Tired of reading stale tips guides with the same information you’ve already read a dozen other places?

Today’s post features a few folks with some great actionable info to help your SEO campaigns in 2020.

Brian Dean of Backlinko posted a 14 minute video recently with 9 tips for driving traffic to your site with concrete examples. I’m a fan of his content in general, and definitely recommend you take a look at this one.

For a few years the internet was packed full of articles talking about how “content is king” while it remained pretty nebulous what to do with that.

Terms like “conversion rate optimization” sprouted up to describe the art of building content that draws clicks, right alongside vague prompts for everyone to “write great stuff”. Whatever that meant.

There wasn’t as big of a shift as you might have expected, for awhile, and sites full of lukewarm content continued to rank. Other sites that really had something to say were still being drowned out by better known sites full of fluff.

One thing I started noticing in a big way in 2018 is a sudden real focus on providing value.

Certain competitors that’d always dominated search began to fall away, and some clients that’d been on a steady climb plateaued off.

Reports from major SEOs everywhere confirmed that a major focus had been placed on pages answering user queries, which is a more specific metric than previous algorithms that more generally looked for quality content.

Having well-written content that is on topic is no longer enough. The material now needs to be obvious that it answers specific questions users are asking/searching for.

There are plenty of ways for a page that used to rank well to suddenly fall short here.

Put another way, you might have been able to rank in the past for searches related to curtains because you had some pages that mentioned curtains frequently. The correlation was there, and became a match.

Now, however, if a user is asking a specific question about curtains and your curtains page only talks generally about curtains, it won’t be a match. It has to be clear that your page answers that question (or several questions) and is substantial enough to be an authority on the topic.

For an overview of tactics and measuring your efforts to continue refining them, check out Click Minded’s post on SEO Strategy.

Building Powerful Links To Rank

There’s no avoiding it; your site needs links from reputable sites to gain the kind of authority needed to outrank your competition. Having a beautifully optimized site is important, but even when you’ve done everything right on-page it’s not always enough to top the searches — especially if you’re trying to rank nationally and not simply locally.

That is to say, when you’re not a plumber only trying to rank in your home town and you’re a larger site wanting to top searches in large regions. At that point you’re up against so many other websites that you must have things they don’t. The biggest of those things is links.

One of the best ways to start building links is learning who has linked to your competition, and building ideas about where to seek links yourself.

Matthew Woodward has a great guide on using competitor analysis to build more powerful backlinks, and I recommend you check it out before you start! (Click the bolded text.)

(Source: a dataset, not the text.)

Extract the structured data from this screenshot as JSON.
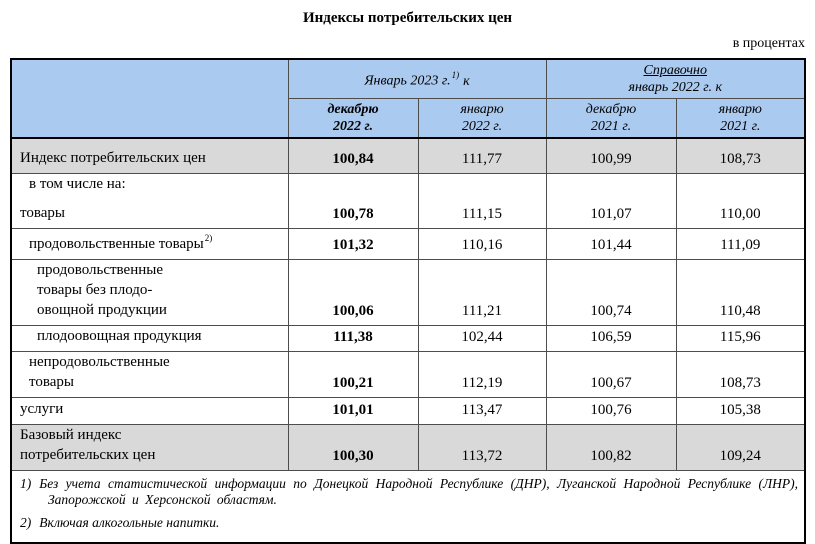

With these tips you’ll save time and focus your efforts to what links will deliver the most for your site.

A Focus On Pages Being Topically Unique

Having unique content used to simply mean “don’t copy material from other websites.” As long as the content on your site was your own, you were fine.

Same has become similar, though, even within your site. Whereas old SEO advice might have been to blog continuously about the same topic to reinforce to Google that you’re an expert on the topic, more recently that’s created an issue.

Now if there are several pages about the same thing, and it’s not clear how they differ in terms of questions they answer or which is more relevant, Google may decide not to favor any of them. It’s not a penalty per se, but it does mean lower rankings.

For instance, if you’re a mechanic it’s appropriate to have a blog post on the signs someone may new brake repair, and then another blog post on a guide to changing brakes yourself. Both of them deal with brakes, but are tackling different issues. Blogging repeatedly on signs of wear would be confusing.

If your site was built the old way, or if you notice you have a bunch of blog posts that all circle the same topic in much the same way, it may benefit you to revisit some of them.

  1. Either delete some of the older, less significant posts so that only longer and better ones remain, OR
  2. Rework the content on older pieces so that the focus is different than other posts. Work to make each one address some specific aspect of that topic that isn’t covered by the other, similar posts. And where feasible, link one article to others with anchor text that shows the topic the linked article addresses (that isn’t covered in the article with the link).